Research output: Contribution to journalArticlepeer-review

Abstract

Background Babies with low birthweight (<2500 g) are at increased risk of early mortality. However, low birthweight includes babies born preterm and with fetal growth restriction, and not all these infants have a birthweight less than 2500 g. We estimated the neonatal and infant mortality associated with these two characteristics in low-income and middle-income countries. Methods For this pooled analysis, we searched all available studies and identified 20 cohorts (providing data for 2015019 livebirths) from Asia, Africa, and Latin America that recorded data for birthweight, gestational age, and vital statistics through 28 days of life.
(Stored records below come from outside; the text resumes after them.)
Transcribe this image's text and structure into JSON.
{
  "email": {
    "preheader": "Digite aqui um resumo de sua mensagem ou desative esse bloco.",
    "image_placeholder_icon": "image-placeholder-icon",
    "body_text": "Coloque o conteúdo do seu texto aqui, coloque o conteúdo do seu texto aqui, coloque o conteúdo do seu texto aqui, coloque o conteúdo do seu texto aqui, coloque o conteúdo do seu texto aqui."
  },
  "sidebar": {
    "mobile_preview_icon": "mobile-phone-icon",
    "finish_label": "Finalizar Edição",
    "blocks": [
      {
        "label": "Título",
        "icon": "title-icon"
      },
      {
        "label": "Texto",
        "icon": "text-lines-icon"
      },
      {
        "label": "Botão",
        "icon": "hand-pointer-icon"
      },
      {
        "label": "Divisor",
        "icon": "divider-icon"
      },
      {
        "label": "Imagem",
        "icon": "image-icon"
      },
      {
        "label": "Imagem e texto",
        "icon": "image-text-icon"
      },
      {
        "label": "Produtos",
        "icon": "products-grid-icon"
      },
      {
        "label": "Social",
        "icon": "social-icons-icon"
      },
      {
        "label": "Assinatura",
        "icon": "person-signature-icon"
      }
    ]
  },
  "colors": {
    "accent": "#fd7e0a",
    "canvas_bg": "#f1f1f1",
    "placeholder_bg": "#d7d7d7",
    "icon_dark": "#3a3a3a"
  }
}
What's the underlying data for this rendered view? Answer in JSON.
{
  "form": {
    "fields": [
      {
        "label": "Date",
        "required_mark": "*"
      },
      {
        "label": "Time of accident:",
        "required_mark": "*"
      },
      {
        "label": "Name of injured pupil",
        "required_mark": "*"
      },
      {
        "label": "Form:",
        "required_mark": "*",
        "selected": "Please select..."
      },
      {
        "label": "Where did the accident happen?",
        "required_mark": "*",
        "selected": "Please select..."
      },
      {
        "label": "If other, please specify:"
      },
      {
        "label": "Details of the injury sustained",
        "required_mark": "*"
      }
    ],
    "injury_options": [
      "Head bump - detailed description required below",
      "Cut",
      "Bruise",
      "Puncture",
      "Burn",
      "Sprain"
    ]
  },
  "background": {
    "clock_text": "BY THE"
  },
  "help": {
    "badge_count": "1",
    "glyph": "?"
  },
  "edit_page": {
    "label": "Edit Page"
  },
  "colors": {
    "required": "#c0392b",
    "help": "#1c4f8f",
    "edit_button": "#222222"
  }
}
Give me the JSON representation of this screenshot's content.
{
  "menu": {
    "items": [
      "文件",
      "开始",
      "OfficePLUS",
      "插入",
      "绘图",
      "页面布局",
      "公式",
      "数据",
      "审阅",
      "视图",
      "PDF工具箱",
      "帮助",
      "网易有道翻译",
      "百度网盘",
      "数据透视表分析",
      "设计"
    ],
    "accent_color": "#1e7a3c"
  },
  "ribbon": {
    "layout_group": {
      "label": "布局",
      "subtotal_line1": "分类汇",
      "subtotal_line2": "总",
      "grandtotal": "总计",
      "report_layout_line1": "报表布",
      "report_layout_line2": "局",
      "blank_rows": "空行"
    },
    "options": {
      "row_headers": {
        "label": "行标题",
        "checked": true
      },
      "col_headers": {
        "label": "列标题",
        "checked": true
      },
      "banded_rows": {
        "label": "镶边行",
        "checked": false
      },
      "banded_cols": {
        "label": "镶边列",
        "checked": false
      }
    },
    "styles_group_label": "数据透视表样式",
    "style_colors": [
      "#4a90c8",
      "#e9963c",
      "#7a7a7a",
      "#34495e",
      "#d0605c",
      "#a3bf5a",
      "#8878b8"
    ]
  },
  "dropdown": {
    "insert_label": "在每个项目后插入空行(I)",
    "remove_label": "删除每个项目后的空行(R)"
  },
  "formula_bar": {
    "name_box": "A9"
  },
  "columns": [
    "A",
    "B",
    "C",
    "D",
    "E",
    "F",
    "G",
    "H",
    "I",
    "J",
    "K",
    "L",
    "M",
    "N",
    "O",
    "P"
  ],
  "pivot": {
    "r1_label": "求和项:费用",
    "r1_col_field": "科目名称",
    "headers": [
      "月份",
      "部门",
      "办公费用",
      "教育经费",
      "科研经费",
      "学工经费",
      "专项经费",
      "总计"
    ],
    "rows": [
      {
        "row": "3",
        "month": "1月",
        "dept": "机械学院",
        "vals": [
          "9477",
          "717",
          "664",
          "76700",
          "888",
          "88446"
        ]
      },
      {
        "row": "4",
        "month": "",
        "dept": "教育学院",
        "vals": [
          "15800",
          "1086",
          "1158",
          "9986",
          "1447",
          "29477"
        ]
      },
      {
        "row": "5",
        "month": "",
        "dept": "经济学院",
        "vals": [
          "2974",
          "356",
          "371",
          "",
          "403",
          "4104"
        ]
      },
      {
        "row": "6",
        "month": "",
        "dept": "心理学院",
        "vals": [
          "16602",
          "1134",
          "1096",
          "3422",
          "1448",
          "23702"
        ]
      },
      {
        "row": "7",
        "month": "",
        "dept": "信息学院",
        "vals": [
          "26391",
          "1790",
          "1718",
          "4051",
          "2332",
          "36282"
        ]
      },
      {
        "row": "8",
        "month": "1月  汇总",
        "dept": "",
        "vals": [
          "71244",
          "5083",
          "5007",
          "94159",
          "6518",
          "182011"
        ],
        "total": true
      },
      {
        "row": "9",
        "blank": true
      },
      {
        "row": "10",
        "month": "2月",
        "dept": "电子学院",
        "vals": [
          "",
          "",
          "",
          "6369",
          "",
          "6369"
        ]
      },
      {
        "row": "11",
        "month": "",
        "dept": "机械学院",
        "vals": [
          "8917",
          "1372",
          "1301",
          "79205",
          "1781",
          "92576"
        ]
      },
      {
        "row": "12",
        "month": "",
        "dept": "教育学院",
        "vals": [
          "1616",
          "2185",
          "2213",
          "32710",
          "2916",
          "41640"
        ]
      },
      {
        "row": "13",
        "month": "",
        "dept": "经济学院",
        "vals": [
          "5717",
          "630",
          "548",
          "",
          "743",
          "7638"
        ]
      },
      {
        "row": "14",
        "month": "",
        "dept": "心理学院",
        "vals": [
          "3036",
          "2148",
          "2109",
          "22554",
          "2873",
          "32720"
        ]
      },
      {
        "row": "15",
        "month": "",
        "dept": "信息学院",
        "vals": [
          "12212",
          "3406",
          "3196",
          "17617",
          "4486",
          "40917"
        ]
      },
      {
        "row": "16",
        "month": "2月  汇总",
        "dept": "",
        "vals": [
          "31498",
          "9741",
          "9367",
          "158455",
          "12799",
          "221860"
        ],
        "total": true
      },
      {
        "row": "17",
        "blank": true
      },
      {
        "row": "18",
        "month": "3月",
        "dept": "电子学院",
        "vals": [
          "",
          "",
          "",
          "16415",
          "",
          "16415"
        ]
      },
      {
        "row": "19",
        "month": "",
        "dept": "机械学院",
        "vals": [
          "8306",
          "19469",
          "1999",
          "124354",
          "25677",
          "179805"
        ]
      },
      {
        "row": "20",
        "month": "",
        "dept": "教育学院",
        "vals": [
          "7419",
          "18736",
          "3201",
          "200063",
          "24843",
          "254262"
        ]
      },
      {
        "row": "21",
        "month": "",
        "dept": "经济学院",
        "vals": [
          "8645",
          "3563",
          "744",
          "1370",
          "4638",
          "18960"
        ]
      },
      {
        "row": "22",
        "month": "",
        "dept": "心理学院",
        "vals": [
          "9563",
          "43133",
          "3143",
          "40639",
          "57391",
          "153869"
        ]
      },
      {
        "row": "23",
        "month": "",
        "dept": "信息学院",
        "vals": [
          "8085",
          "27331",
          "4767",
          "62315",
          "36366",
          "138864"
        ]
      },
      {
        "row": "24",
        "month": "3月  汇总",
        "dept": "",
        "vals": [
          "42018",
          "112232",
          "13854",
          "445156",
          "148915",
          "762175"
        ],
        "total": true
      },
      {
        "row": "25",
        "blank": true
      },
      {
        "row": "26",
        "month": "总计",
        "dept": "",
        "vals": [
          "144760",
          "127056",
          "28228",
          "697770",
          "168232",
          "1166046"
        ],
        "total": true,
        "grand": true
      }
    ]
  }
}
Study dates ranged from 1982 through to 2010. We calculated relative risks (RR) and risk differences (RD) for mortality associated with preterm birth (<32 weeks, 32 weeks to <34 weeks, 34 weeks to <37 weeks), small-for-gestational-age (SGA; babies with birthweight in the lowest third percentile and between the third and tenth percentile of a US reference population), and preterm and SGA combinations. Findings Pooled overall RRs for preterm were 6·82 (95% CI 3·56-13·07) for neonatal mortality and 2·50 (1·48-4·22) for post-neonatal mortality. Pooled RRs for babies who were SGA (with birthweight in the lowest tenth percentile of the reference population) were 1·83 (95% CI 1·34-2·50) for neonatal mortality and 1·90 (1·32-2·73) for post-neonatal mortality. The neonatal mortality risk of babies who were both preterm and SGA was higher than that of babies with either characteristic alone (15·42; 9·11-26·12). Interpretation Many babies in low-income and middle-income countries are SGA. Preterm birth affects a smaller number of neonates than does SGA, but is associated with a higher mortality risk. The mortality risks associated with both characteristics extend beyond the neonatal period. Differentiation of the burden and risk of babies born preterm and SGA rather than with low birthweight could guide prevention and management strategies to speed progress towards Millennium Development Goal 4 - the reduction of child mortality.

Original languageEnglish (US)
Pages (from-to)417-425
Number of pages9
JournalThe Lancet
Volume382
Issue number9890
DOIs
StatePublished - 2013

ASJC Scopus subject areas

  • Medicine(all)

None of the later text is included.